Iba hace unos días con un amigo en su coche buscando aparcamiento. Justo cuando lo habíamos encontrado, se da cuenta que hay cinco caravanas de gitanos aparcados al ladito y da marcha atrás empezando de nuevo su búsqueda para estacionar. Al ver su reacción, le empiezo a recriminar su actitud y riéndose sólo me dijo: no sé, Chess, por si acaso busco otro sitio que quiero mucho a mi coche.
Y tal vez fue una reacción desproporcionada, o xenófoba como dirían algunos, pero está claro que ciertas actitudes que ha tenido colectivo gitano en las últimas décadas no ha ayudado a la convivencia.

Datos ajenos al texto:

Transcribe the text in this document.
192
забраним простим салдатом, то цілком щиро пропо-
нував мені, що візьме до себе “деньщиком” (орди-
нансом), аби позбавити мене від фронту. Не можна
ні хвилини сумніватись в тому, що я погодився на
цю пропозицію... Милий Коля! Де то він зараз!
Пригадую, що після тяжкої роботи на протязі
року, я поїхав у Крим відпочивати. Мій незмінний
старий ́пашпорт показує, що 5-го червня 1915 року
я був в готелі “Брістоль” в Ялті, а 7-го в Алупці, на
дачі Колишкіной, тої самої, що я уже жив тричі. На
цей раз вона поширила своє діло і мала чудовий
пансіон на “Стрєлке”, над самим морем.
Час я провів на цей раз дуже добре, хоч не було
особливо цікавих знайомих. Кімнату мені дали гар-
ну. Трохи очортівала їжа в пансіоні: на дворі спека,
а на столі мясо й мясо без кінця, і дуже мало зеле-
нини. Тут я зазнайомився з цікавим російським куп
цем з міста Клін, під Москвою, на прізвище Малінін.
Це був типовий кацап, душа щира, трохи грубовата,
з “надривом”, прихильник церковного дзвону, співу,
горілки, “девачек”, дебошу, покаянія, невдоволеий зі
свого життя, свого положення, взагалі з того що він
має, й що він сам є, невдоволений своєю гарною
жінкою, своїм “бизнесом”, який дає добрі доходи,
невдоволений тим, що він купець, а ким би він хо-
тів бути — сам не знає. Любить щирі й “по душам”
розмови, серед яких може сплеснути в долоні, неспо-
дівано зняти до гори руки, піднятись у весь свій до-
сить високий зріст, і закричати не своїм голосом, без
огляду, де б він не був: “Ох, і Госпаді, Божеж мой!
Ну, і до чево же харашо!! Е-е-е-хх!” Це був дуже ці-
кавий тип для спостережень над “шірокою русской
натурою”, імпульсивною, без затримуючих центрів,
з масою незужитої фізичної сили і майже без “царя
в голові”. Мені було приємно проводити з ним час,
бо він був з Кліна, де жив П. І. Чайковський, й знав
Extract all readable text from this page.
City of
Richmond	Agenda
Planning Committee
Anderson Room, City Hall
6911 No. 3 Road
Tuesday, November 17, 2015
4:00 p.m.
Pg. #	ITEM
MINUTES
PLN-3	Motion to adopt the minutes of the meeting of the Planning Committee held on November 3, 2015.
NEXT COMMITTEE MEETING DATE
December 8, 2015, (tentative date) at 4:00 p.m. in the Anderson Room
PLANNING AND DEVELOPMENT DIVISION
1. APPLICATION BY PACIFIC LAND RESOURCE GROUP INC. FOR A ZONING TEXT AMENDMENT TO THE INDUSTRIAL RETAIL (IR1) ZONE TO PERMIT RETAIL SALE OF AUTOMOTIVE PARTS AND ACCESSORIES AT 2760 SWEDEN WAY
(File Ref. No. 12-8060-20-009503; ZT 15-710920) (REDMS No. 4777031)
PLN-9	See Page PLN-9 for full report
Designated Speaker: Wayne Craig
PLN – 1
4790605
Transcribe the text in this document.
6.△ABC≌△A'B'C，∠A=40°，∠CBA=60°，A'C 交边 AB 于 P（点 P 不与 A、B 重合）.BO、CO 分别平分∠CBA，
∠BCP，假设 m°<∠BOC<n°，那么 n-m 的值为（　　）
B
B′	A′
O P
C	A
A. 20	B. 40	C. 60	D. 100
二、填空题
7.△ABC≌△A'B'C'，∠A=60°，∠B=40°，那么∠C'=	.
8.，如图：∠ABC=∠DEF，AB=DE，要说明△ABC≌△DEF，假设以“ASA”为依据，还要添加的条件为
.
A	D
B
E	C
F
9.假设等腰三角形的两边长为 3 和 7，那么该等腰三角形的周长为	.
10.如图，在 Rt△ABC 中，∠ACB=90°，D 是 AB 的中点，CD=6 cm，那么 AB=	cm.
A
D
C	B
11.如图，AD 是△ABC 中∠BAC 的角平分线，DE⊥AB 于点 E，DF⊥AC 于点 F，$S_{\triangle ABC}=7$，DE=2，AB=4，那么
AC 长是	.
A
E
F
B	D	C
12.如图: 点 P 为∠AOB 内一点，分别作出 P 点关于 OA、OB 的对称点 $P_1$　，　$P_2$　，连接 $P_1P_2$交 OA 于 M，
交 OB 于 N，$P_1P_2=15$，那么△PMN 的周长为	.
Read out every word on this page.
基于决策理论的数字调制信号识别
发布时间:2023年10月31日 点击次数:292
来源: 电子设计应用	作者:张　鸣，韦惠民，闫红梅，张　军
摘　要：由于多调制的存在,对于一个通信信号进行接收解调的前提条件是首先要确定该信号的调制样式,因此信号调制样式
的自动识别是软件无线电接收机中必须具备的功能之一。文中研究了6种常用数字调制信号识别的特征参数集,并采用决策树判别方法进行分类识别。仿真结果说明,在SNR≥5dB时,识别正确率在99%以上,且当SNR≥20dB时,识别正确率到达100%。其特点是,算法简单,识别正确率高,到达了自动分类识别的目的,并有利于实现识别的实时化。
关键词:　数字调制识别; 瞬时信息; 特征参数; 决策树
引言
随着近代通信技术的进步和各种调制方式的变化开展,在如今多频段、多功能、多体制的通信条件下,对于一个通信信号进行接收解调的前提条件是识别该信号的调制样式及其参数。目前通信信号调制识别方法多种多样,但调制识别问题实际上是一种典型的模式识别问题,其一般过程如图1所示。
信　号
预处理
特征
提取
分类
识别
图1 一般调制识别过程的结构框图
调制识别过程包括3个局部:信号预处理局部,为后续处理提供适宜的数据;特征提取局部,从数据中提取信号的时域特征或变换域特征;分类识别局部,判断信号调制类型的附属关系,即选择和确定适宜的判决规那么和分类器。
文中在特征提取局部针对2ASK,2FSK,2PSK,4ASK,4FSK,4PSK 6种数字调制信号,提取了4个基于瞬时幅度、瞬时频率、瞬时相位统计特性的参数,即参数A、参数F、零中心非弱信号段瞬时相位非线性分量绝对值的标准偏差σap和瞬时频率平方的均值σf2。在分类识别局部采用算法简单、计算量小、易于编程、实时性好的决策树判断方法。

El caso de las tres mil viviendas de Sevilla, donde a chabolistas se les dio un hogar para su integración, y éstos han sufrido graves desperfectos y un aumento exponencial de la delincuencia en el barrio hasta convertirlo en un guetto, no facilita que los prejuicios desaparezcan.
Todo este rollo que os cuento ha venido a mi cabeza cuando he leído la siguiente noticia en Italia de el diario El País:

Todo este rollo que os cuento ha venido a mi cabeza cuando he leído la siguiente noticia en Italia de el diario El País:
Miles de gitanos, convocados por asociaciones y organizaciones no gubernamentales, han tomado hoy las calles de Roma en protesta por la xenofobia y la política de inmigración puesta en marcha por el primer ministro italiano, Silvio Berlusconi.

Y está claro que siempre hay que frenar, erradicar y actuar ante cualquier mínimo indicio de xenofobia que se aprecie; pero también, más valdría que en vez de manifestarse pensaran un poco más en integrarse en una sociedad occidental que les da todas las oportunidades para ello. Xenofobia, no; integración, sí.